Growli

Getting it to bloom

Why won't my Fresh Look Red Cockscomb bloom? (and how to make it flower)

Also called Cockscomb, Plumed Celosia, Fresh Look Celosia, Woolflower (Celosia argentea).

More about fresh look red cockscomb

About Fresh Look Red Cockscomb

Celosia argentea · also called Cockscomb, Plumed Celosia · flowering

A dwarf, heat-loving annual celosia bearing vivid crimson-red plumed flower heads on compact 25–35 cm plants. The Fresh Look series is bred for uniform height and early, long-lasting flower production. Excellent for bedding and containers in full sun. Not listed as toxic by the ASPCA; considered non-toxic to pets.

Plant type: flowering

Watch for — Aphids: Cluster on new growth and flower stems; treat with insecticidal soap at first observation.

The reasons fresh look red cockscomb isn't blooming

Almost every non-blooming fresh look red cockscomb traces back to one of these, roughly in order of how common they are:

  1. Too little sun — most of these need full sun (or very bright light) to flower well; shade gives leaves, not blooms.
  2. Too much nitrogen feed, driving lush foliage at the expense of flowers (very common with general or lawn feeds).
  3. The plant has not been deadheaded, so it stops flowering once it sets seed.
  4. Irregular watering — drought or waterlogging at the budding stage makes buds abort.
  5. It is still too young or was checked by a transplant and is rebuilding before flowering.

Feeding fresh look red cockscomb a high-nitrogen general feed and growing it in too little sun — you get a big leafy plant and almost no flowers.

The fix — how to get fresh look red cockscomb to flower

  1. Maximise sun. Give fresh look red cockscomb the sunniest spot you have — for most bedding and fruiting plants, more direct light directly means more flowers.
  2. Switch the feed. Move off high-nitrogen feeds and use a higher-potassium "bloom" or tomato-type feed as it comes into flower.
  3. Deadhead regularly. Remove spent flowers often to keep it producing more rather than stopping to set seed.
  4. Water consistently. Keep moisture even through budding and flowering — drought-then-flood swings make buds drop.

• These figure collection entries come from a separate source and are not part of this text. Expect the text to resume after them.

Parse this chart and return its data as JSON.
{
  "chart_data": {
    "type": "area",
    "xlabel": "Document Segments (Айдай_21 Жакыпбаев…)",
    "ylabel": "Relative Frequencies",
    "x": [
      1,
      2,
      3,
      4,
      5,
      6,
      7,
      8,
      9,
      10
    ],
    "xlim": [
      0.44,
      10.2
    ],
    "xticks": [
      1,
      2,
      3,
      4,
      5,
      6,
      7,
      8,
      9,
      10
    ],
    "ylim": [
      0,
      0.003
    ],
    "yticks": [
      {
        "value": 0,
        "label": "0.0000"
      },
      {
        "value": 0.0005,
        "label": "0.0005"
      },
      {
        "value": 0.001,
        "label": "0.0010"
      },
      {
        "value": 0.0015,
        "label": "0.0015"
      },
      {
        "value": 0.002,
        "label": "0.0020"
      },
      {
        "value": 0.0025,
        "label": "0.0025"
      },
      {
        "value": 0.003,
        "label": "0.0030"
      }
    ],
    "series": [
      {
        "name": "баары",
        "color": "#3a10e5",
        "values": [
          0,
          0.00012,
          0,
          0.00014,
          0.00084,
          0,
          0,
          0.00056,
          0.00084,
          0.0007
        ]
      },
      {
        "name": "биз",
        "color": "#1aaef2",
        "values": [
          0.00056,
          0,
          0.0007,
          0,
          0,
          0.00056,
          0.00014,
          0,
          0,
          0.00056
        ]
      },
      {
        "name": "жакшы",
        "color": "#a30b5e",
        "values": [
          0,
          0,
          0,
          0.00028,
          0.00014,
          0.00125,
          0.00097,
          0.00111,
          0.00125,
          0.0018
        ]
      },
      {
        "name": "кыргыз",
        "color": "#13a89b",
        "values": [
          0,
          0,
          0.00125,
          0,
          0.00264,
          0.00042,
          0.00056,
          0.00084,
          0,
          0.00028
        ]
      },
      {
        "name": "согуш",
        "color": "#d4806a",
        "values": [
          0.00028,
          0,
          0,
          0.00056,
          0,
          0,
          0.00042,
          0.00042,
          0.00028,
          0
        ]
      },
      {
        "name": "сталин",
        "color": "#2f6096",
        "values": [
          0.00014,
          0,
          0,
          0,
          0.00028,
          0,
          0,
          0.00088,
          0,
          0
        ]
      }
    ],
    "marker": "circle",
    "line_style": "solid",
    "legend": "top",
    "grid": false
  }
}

Light and feeding do most of the heavy lifting here. Dial in the spot with the light guide for fresh look red cockscomb and get the feeding right with the fresh look red cockscomb fertilising schedule — the wrong feed (too much nitrogen) is one of the most common silent reasons a healthy plant makes leaves instead of flowers.

Bloom season and what to expect

Fresh Look Red Cockscomb flowers across its growing season (mostly summer) and, kept fed and deadheaded, can bloom for many weeks or right up to frost.

Post-bloom care so it flowers again

Deadhead, keep feeding lightly, and many will rebloom; collect seed from the best plants at the end of the season if you want to grow them again.

For everything else this plant needs day to day, see the full fresh look red cockscomb care brief and its watering schedule — a stressed, badly watered plant rarely has the energy to flower at all.

Fresh Look Red Cockscomb blooming — frequently asked questions

Why won't my fresh look red cockscomb flower?

Fresh Look Red Cockscomb blooms on the season's growth given enough sun, warmth and the right feed — there is no cold or photoperiod trick, just good growing conditions and a bloom-leaning feed. The most common reason it is not happening: Too little sun — most of these need full sun (or very bright light) to flower well; shade gives leaves, not blooms.

How do I make fresh look red cockscomb bloom?

Give fresh look red cockscomb the sunniest spot you have — for most bedding and fruiting plants, more direct light directly means more flowers. Move off high-nitrogen feeds and use a higher-potassium "bloom" or tomato-type feed as it comes into flower.

When does fresh look red cockscomb normally bloom?

Fresh Look Red Cockscomb flowers across its growing season (mostly summer) and, kept fed and deadheaded, can bloom for many weeks or right up to frost.

What should I do with fresh look red cockscomb after it flowers?

Deadhead, keep feeding lightly, and many will rebloom; collect seed from the best plants at the end of the season if you want to grow them again.

What is the single biggest mistake stopping fresh look red cockscomb flowering?

Feeding fresh look red cockscomb a high-nitrogen general feed and growing it in too little sun — you get a big leafy plant and almost no flowers.